Ziggo is the largest cable-television operator in the Netherlands with an estimated network coverage of 56 percent of the country’s easily connectable homes at the end of last year, according to its prospectus. It offers TV, digital pay TV, high-speed broadband internet and telephone services. Its main strategy is to offer packages of services at a lower price than customers would pay for the individual service subscriptions.
“We identified the Dutch cable market as an attractive and growing industry and then created a new national market leader,” Joseph Schull, head of Warburg Pincus in Europe, said yesterday in an e-mailed statement. “We also supported significant capital investment and an ambitious growth strategy,” he said.
Growth is expected to come from Ziggo’s entrance on the Dutch mobile market, planned for 2013, and from the corporate market where the company plans add-on acquisitions, chief financial officer Bert Groenewegen said in an interview today. This year, the company expects to see similar growth drivers to 2011, including a strong demand for triple play - television, phone and internet - and an increasing share in the corporate market, he said.

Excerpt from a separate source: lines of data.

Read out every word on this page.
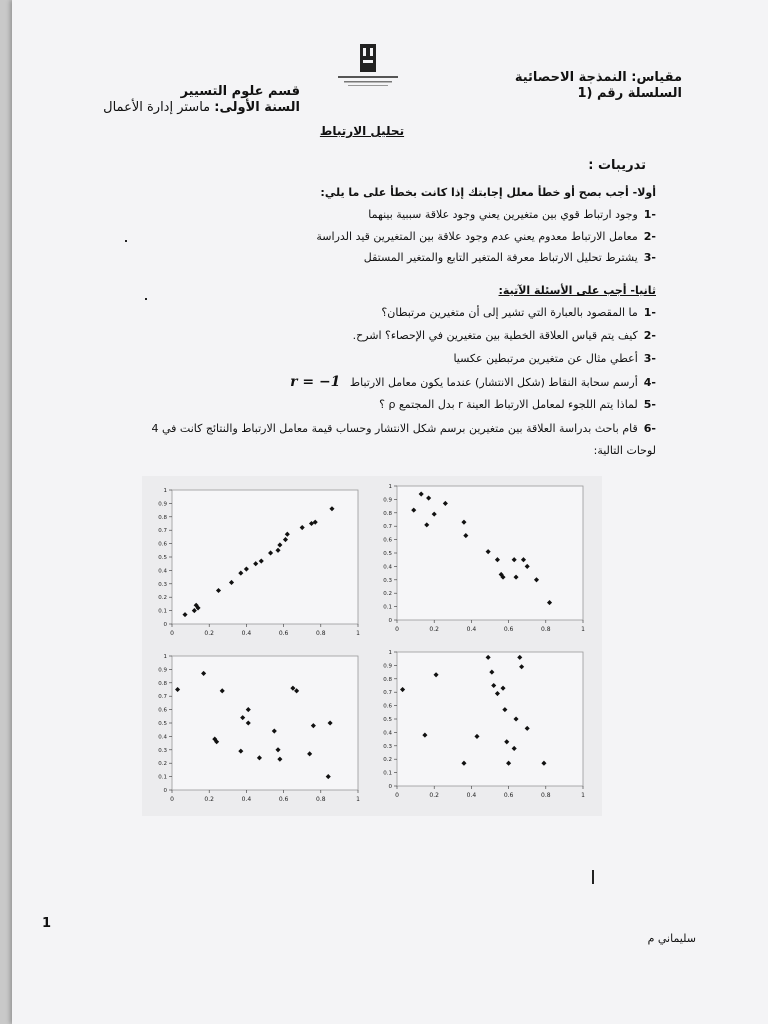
قسم علوم التسيير
السنة الأولى: ماستر إدارة الأعمال
مقياس: النمذجة الاحصائية
السلسلة رقم (1
تحليل الارتباط
تدريبات :
أولا- أجب بصح أو خطأ معلل إجابتك إذا كانت بخطأ على ما يلي:
-1وجود ارتباط قوي بين متغيرين يعني وجود علاقة سببية بينهما
-2معامل الارتباط معدوم يعني عدم وجود علاقة بين المتغيرين قيد الدراسة
-3يشترط تحليل الارتباط معرفة المتغير التابع والمتغير المستقل
ثانيا- أجب على الأسئلة الآتية:
-1ما المقصود بالعبارة التي تشير إلى أن متغيرين مرتبطان؟
-2كيف يتم قياس العلاقة الخطية بين متغيرين في الإحصاء؟ اشرح.
-3أعطي مثال عن متغيرين مرتبطين عكسيا
-4أرسم سحابة النقاط (شكل الانتشار) عندما يكون معامل الارتباط r = −1
-5لماذا يتم اللجوء لمعامل الارتباط العينة r بدل المجتمع ρ ؟
-6قام باحث بدراسة العلاقة بين متغيرين برسم شكل الانتشار وحساب قيمة معامل الارتباط والنتائج كانت في 4
لوحات التالية:
0
0.1
0.2
0.3
0.4
0.5
0.6
0.7
0.8
0.9
1
0	0.2	0.4	0.6	0.8	1
0
0.1
0.2
0.3
0.4
0.5
0.6
0.7
0.8
0.9
1
0	0.2	0.4	0.6	0.8	1
0
0.1
0.2
0.3
0.4
0.5
0.6
0.7
0.8
0.9
1
0	0.2	0.4	0.6	0.8	1
0
0.1
0.2
0.3
0.4
0.5
0.6
0.7
0.8
0.9
1
0	0.2	0.4	0.6	0.8	1
1
سليماني م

Ziggo, which competes with Royal KPN NV in the Netherlands and Liberty Global’s UPC, increased the amount of stock in the offering to 43 million shares from 35 million shares originally planned, and added a 15 percent over-allotment option. If the over-allotment option is exercised in full, the IPO will represent 25 percent of the total issued share capital of Ziggo, the company said yesterday.
“This has been a classic ‘consolidate and build’ investment, with Ziggo expanding revenues and margins whilst delivering significant innovation to customers,” David Barker, a partner at Cinven, said in an e-mailed statement yesterday.
The share sale is the first IPO on the Amsterdam Stock Exchange in more than two years. Trading in the shares will start today.
Ziggo is among European companies seeking to sell shares as the region’s stock markets rebound. While the Stoxx Europe 600 Index retreated yesterday, the gauge has still gained 10 percent this year as the European Central Bank disbursed 1 trillion euros to the region’s lenders.
On March 19, DKSH Holding Ltd., a Swiss company that helps clients expand in Asian markets, raised 821 million francs ($900 million) through an IPO in Zurich.
Ziggo’s earnings before interest, taxes, depreciation and amortization rose to 835 million euros last year, or 56.5 percent of sales. That ratio, a gauge of profitability known as Ebitda margin, is 43.6 percent at Kabel Deutschland and 52.5 percent at Telenet, controlled by Liberty Global Inc., according to data compiled by Bloomberg.
Ziggo won’t get any proceeds from the offering, according to the original IPO prospectus. Besides its private-equity owners, some executives and employees also planned to sell shares in the offering.
JPMorgan Chase & Co. and Morgan Stanley were managing the IPO, alongside Deutsche Bank AG and UBS AG.